Well put regarding the Star article. It's all over the map and full of some very bad ideas, but the main thing that gets me is that she shows no compassion. Also, I'm fairly certain that Queen Anne's Lace is poisonous.
Melissa,
Oddly, I missed that bit about fish faces. I have no idea what she means, perhaps she's confusing fish with shellfish. It's all a bit disjointed.
Amy,
Agreed, it seems like no one edited the editor in this case, like there was nobody there to go, "No, seriously, you're joking right??"
A Google search reveals that the leaves of Queen Anne's Lace are poisonous, but the root is edible.
It's this post-Pollan craze that so many food writers are into, right now. It's as if, in the name of trying to show themselves as unhypocritical conscientious meat eaters, these writers feel that they have to show that they have the cajones to kill the animals themselves. I seriously think that the Kim Honey and the Toronto Star were hoping to be sensationalist, though. I mean, c'mon? The photo of her cuddling the rabbit with the description that she's trying to calm it before slaughter? They knew exactly what this article would do and now they're hoping that enough people have read Michael Pollan that they'll jump to Honey's defence, but that's missing the point (as was pointed out above) that the reason people are outraged is that this women wrote an unapologetic piece about a rabbit getting its head bashed in. And for what? To sell a couple of newspapers. Shame on the Toronto Star!
I think you've hit the rabbit on the head Tsila.
Because anyone knowledgeable on the subject of ethical eating, or the global food crisis, or the environment in general, has to know that eating meat is unnecessary and destructive, and is the last bastion of selfish hedonism that we permit. Ethical foodies will give up their SUVs and their incandescent light bulbs, but will desperately fight to be able to continue to eat meat.

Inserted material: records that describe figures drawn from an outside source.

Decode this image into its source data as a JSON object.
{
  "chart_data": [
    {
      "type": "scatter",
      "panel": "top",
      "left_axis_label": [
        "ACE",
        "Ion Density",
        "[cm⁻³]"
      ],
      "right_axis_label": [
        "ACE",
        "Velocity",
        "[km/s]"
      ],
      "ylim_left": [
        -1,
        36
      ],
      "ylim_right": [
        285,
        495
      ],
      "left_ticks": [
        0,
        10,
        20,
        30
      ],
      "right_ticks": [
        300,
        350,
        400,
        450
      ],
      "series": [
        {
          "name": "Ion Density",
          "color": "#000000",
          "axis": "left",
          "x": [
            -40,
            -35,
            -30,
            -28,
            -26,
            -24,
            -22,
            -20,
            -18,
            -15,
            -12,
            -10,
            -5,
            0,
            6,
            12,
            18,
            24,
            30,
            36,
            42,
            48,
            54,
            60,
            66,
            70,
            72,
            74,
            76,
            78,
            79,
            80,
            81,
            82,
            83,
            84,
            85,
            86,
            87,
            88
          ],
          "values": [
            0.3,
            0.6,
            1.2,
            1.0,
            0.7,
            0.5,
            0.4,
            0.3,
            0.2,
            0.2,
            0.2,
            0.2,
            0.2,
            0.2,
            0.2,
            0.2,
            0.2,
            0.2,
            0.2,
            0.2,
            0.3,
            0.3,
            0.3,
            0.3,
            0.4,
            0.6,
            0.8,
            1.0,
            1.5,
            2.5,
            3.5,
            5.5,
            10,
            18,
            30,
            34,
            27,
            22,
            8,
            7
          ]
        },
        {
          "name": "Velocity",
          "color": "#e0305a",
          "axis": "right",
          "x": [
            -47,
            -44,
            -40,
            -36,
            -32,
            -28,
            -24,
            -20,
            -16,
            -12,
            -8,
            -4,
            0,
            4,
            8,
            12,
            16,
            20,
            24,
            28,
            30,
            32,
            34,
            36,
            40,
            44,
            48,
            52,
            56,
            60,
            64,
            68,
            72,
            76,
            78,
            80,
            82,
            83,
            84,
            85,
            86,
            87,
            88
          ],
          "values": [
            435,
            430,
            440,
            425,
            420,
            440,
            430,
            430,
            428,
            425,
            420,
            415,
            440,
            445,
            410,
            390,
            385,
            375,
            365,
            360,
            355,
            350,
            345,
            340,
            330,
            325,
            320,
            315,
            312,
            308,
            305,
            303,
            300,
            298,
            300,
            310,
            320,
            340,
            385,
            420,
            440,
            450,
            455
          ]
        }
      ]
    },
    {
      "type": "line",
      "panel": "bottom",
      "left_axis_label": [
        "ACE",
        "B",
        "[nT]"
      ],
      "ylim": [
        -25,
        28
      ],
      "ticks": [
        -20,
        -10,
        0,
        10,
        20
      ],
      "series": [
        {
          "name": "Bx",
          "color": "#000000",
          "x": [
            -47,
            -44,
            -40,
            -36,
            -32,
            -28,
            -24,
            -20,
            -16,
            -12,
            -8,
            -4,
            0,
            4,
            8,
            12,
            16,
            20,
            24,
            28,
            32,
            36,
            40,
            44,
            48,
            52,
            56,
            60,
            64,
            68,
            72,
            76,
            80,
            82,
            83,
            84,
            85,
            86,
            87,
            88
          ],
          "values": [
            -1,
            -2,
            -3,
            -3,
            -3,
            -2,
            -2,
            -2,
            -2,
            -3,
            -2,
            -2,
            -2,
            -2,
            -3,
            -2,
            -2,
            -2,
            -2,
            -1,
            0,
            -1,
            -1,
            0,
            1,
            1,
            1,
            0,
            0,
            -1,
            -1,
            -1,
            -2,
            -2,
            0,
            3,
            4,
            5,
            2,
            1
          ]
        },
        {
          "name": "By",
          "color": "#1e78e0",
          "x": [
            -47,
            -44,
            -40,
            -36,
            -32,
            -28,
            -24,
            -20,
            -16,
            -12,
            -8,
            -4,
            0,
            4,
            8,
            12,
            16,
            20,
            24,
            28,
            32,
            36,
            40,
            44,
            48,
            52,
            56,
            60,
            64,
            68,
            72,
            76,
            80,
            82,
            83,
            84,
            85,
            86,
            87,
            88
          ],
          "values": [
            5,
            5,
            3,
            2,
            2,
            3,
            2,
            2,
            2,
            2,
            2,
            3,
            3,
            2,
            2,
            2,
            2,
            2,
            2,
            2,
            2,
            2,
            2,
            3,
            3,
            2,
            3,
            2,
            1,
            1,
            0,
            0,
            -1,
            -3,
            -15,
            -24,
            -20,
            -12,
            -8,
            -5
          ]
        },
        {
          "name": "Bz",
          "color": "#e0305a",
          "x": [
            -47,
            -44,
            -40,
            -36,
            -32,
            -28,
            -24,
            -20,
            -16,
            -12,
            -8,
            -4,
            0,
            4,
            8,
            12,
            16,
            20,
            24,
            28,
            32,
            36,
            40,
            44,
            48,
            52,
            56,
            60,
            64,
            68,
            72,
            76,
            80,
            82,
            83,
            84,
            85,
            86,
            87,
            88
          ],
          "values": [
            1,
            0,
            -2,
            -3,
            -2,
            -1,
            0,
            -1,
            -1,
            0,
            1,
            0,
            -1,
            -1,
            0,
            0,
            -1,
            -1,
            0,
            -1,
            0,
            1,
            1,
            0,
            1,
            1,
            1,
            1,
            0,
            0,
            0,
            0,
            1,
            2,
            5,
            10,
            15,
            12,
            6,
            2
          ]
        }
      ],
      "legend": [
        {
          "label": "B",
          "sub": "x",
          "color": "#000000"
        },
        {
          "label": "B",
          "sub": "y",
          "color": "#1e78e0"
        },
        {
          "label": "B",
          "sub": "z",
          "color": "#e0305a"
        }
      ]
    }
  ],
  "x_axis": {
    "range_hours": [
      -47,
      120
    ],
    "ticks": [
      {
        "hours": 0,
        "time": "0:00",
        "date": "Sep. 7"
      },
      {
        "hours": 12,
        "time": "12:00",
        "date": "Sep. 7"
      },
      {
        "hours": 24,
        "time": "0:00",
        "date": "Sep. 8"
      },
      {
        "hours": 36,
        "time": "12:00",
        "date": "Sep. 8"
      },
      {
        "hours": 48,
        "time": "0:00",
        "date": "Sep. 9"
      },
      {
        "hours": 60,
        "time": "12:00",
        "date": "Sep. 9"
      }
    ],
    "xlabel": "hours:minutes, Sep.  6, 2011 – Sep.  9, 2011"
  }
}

Honey appears to believe that if she buys into the vegetarian mantra of "if you eat meat you should be able to kill it and clean it yourself" she gets some sort of "get away from PETA free" card, but she misses the point. As I point out, there's more to killing your own food than just whacking it with a stick - and failing. All she manages to do is demonstrate exactly WHY we DON'T let people kill their own food and instead have rules and regulations that animals be slaughtered in a specific way, in a specific slaughtering facility - because most people just aren't bright enough to do it properly themselves.
Sheryl, thanks for that eloquent review of Kim Honey's rambling and self-absorbed article. Does the Star no longer use editors?
Interesting that she wrote a piece awhile back about the use of animals in art to get a shock reaction from viewers (think Casuistry). She needs to go back to reviewing cake icing.